Again, look and see if, supposing the one to be the same as something, the other also is the same as it: for if they be not both the same as the same thing, clearly neither are they the same as one another.

Moreover, examine them in the light of their accidents or of the things of which they are accidents: for any accident belonging to the one must belong also to the other, and if the one belong to anything as an accident, so must the other also. If in any of these respects there is a discrepancy, clearly they are not the same.

See further whether, instead of both being found in one class of predicates, the one signifies a quality and the other a quantity or relation. Again, see if the genus of each be not the same, the one being 'good' and the other evil', or the one being 'virtue' and the other 'knowledge': or see if, though the genus is the same, the differentiae predicted of either be not the same, the one (e.g.) being distinguished as a 'speculative' science, the other as a 'practical' science. Likewise also in other cases.

Moreover, from the point of view of 'degrees', see if the one admits an increase of degree but not the other, or if though both admit it, they do not admit it at the same time; just as it is not the case that a man desires intercourse more intensely, the more intensely he is in love, so that love and the desire for intercourse are not the same.

Moreover, examine them by means of an addition, and see whether the addition of each to the same thing fails to make the same whole; or if the subtraction of the same thing from each leaves a different remainder.

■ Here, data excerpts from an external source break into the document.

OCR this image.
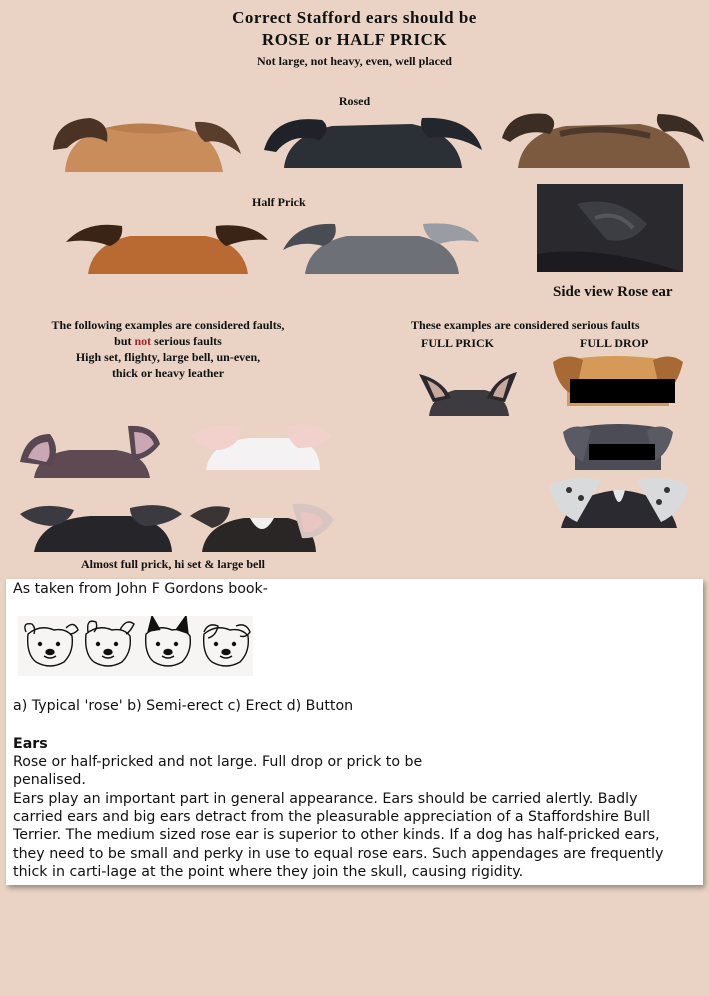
Correct Stafford ears should be
ROSE or HALF PRICK
Not large, not heavy, even, well placed
Rosed
Half Prick
Side view Rose ear
The following examples are considered faults,
but not serious faults
High set, flighty, large bell, un-even,
thick or heavy leather
These examples are considered serious faults
FULL PRICK	FULL DROP
Almost full prick, hi set & large bell
As taken from John F Gordons book-
a) Typical 'rose' b) Semi-erect c) Erect d) Button
Ears
Rose or half-pricked and not large. Full drop or prick to be
penalised.
Ears play an important part in general appearance. Ears should be carried alertly. Badly
carried ears and big ears detract from the pleasurable appreciation of a Staffordshire Bull
Terrier. The medium sized rose ear is superior to other kinds. If a dog has half-pricked ears,
they need to be small and perky in use to equal rose ears. Such appendages are frequently
thick in carti-lage at the point where they join the skull, causing rigidity.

Suppose (e.g.) that he has declared 'double a half' to be the same as 'a multiple of a half': then, subtracting the words 'a half' from each, the remainders ought to have signified the same thing: but they do not; for 'double' and 'a multiple of' do not signify the same thing.

Inquire also not only if some impossible consequence results directly from the statement made, that A and B are the same, but also whether it is possible for a supposition to bring it about; as happens to those who assert that 'empty' is the same as 'full of air': for clearly if the air be exhausted, the vessel will not be less but more empty, though it will no longer be full of air. So that by a supposition, which may be true or may be false (it makes no difference which), the one character is annulled and not the other, showing that they are not the same.

Speaking generally, one ought to be on the look-out for any discrepancy anywhere in any sort of predicate of each term, and in the things of which they are predicated. For all that is predicated of the one should be predicated also of the other, and of whatever the one is a predicate, the other should be a predicate of it as well.

Moreover, as 'sameness' is a term used in many senses, see whether things that are the same in one way are the same also in a different way. For there is either no necessity or even no possibility that things that are the same specifically or generically should be numerically the same, and it is with the question whether they are or are not the same in that sense that we are concerned.

Moreover, see whether the one can exist without the other; for, if so, they could not be the same.